Despondently, Nigeria has failed to lay the foundation for industrialisation, which would have opened a gateway to more value-added opportunities. Seemingly stuck in a rut, economic output per head in the broader sub-Saharan region has barely budged since emancipation from colonial rule. Despite open-source access to requisite technologies and know-how, why have countries like Nigeria and others in the so-called Global South remained poor? Specifically, is Nigeria’s inability to pivot to developmental orthodoxy merely a feature or a bug?
A symptomatic feature of Nigeria’s underdevelopment has been successive government’s inability to grasp the impossibility of building a modern economy without reliable sources of electric power. Requisite investments in public infrastructure for long-term economic growth were either shelved or misappropriated. In the third decade of the 21st century, the incessant collapse of Nigeria’s power grid highlights the country’s perennial underperformance, by generating only a tiny fraction of its electricity demand.
To suggest that Nigeria has a wholesale or systemic bug deterring national development sounds somewhat hyperbolic. But is it? Apart from the upstream oil and gas industry which relies on borrowed technology, and a hyperactive informal sector, Nigeria remains largely an agrarian, low-skilled, low-productivity economy. Either due to a failure of imagination or benign negligence, the nation’s bureaucracy cannot render accurate information for national planning. Equally guilty, lawmakers and policymakers implement policies with barely perceptible impact on economic output.
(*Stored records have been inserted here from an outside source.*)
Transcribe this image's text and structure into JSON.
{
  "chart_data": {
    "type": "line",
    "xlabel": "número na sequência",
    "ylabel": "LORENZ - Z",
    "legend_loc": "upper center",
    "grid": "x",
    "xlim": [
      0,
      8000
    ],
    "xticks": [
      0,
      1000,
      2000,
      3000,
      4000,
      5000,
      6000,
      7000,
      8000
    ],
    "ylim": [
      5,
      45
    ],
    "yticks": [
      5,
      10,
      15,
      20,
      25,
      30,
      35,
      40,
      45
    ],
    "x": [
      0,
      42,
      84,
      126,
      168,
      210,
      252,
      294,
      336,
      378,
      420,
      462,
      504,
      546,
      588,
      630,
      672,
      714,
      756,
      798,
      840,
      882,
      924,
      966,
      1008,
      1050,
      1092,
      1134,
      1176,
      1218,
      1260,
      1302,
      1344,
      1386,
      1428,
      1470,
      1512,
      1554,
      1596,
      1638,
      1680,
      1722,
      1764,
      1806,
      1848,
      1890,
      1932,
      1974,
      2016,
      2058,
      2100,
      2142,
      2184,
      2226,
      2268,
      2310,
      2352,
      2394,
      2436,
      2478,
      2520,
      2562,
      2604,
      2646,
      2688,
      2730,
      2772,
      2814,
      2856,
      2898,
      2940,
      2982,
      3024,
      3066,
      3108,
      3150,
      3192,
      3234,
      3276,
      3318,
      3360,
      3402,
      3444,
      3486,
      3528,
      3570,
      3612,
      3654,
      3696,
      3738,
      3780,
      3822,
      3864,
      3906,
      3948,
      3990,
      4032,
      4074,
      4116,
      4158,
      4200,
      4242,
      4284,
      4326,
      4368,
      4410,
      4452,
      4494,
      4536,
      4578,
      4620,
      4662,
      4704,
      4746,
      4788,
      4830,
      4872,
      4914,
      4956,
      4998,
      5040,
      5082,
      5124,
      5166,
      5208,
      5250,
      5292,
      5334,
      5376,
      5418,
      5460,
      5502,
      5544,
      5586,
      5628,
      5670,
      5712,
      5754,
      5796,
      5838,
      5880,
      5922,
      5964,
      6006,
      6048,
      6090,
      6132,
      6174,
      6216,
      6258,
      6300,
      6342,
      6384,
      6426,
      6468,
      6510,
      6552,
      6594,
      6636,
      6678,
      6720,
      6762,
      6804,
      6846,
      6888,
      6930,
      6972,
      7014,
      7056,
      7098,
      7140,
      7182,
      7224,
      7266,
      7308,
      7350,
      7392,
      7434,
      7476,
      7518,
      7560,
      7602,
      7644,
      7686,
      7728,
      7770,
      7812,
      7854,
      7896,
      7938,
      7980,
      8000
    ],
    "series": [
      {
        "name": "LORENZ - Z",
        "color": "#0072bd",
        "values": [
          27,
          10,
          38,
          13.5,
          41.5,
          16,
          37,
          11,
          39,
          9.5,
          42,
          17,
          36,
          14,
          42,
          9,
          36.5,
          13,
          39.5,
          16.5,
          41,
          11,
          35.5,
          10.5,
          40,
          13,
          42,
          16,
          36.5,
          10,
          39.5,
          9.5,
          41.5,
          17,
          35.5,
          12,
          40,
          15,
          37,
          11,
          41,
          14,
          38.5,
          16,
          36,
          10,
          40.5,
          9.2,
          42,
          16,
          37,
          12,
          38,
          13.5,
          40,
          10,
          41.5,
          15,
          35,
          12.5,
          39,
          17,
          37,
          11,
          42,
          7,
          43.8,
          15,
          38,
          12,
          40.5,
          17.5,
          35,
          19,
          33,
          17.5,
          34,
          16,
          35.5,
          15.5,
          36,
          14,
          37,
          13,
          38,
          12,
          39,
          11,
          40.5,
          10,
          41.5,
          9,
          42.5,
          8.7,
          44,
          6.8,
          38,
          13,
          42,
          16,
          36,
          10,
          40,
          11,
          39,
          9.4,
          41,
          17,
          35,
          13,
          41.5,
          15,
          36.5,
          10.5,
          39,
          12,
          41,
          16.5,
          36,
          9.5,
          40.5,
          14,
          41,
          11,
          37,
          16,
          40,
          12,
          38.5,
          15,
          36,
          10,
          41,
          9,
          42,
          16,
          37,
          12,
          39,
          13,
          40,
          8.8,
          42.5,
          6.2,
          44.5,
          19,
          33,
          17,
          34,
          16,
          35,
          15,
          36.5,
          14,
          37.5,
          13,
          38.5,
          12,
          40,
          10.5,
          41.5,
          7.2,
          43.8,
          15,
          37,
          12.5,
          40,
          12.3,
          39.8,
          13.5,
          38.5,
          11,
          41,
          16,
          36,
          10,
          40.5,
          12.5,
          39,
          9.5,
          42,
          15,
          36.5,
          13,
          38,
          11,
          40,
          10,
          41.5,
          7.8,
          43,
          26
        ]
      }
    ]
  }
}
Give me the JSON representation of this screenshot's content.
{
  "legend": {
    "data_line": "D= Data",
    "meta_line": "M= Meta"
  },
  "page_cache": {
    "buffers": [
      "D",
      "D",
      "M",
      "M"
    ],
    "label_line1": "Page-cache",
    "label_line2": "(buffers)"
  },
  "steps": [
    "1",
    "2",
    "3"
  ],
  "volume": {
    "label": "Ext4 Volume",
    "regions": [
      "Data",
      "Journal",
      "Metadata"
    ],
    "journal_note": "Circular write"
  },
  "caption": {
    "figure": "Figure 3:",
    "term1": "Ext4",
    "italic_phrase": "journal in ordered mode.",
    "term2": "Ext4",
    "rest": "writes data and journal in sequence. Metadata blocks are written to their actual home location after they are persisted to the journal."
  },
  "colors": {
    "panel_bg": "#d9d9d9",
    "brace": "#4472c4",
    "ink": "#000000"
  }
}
Perhaps short of ideas, fringe activists periodically upbraid and solicit former European imperialists for reparation payments. But, incongruously, Nigeria’s massive oil wealth – running to hundreds of billions of dollars – was mismanaged by post-independence administrations. In truth, heedless investments and blatant venality hobbled the economy, not lack of money. With that track record, therefore, illusory reparation funds would only lubricate a corrupt pipeline.
To recap, it could be surmised that modern civilisation took off with the breakthroughs induced by paradigm-shifting inventions like electricity, telephony, penicillin, and air travel. At the cusp of the Fourth Industrial Revolution, digital technology is driving accelerating change, with artificial intelligence, quantum computing, and genetic engineering at the leading edge.
Ironically, Nigerian knowledge workers in the Diaspora are renowned for punching well above their weight at many of the world’s leading institutions. Regrettably, none of that expertise and dynamism has taken root on Nigerian soil where, inexplicably and inexcusably, mediocrity is exalted and talent is buried alive. Barring an urgent course correction this century, is post-oil Nigeria destined to fall further behind?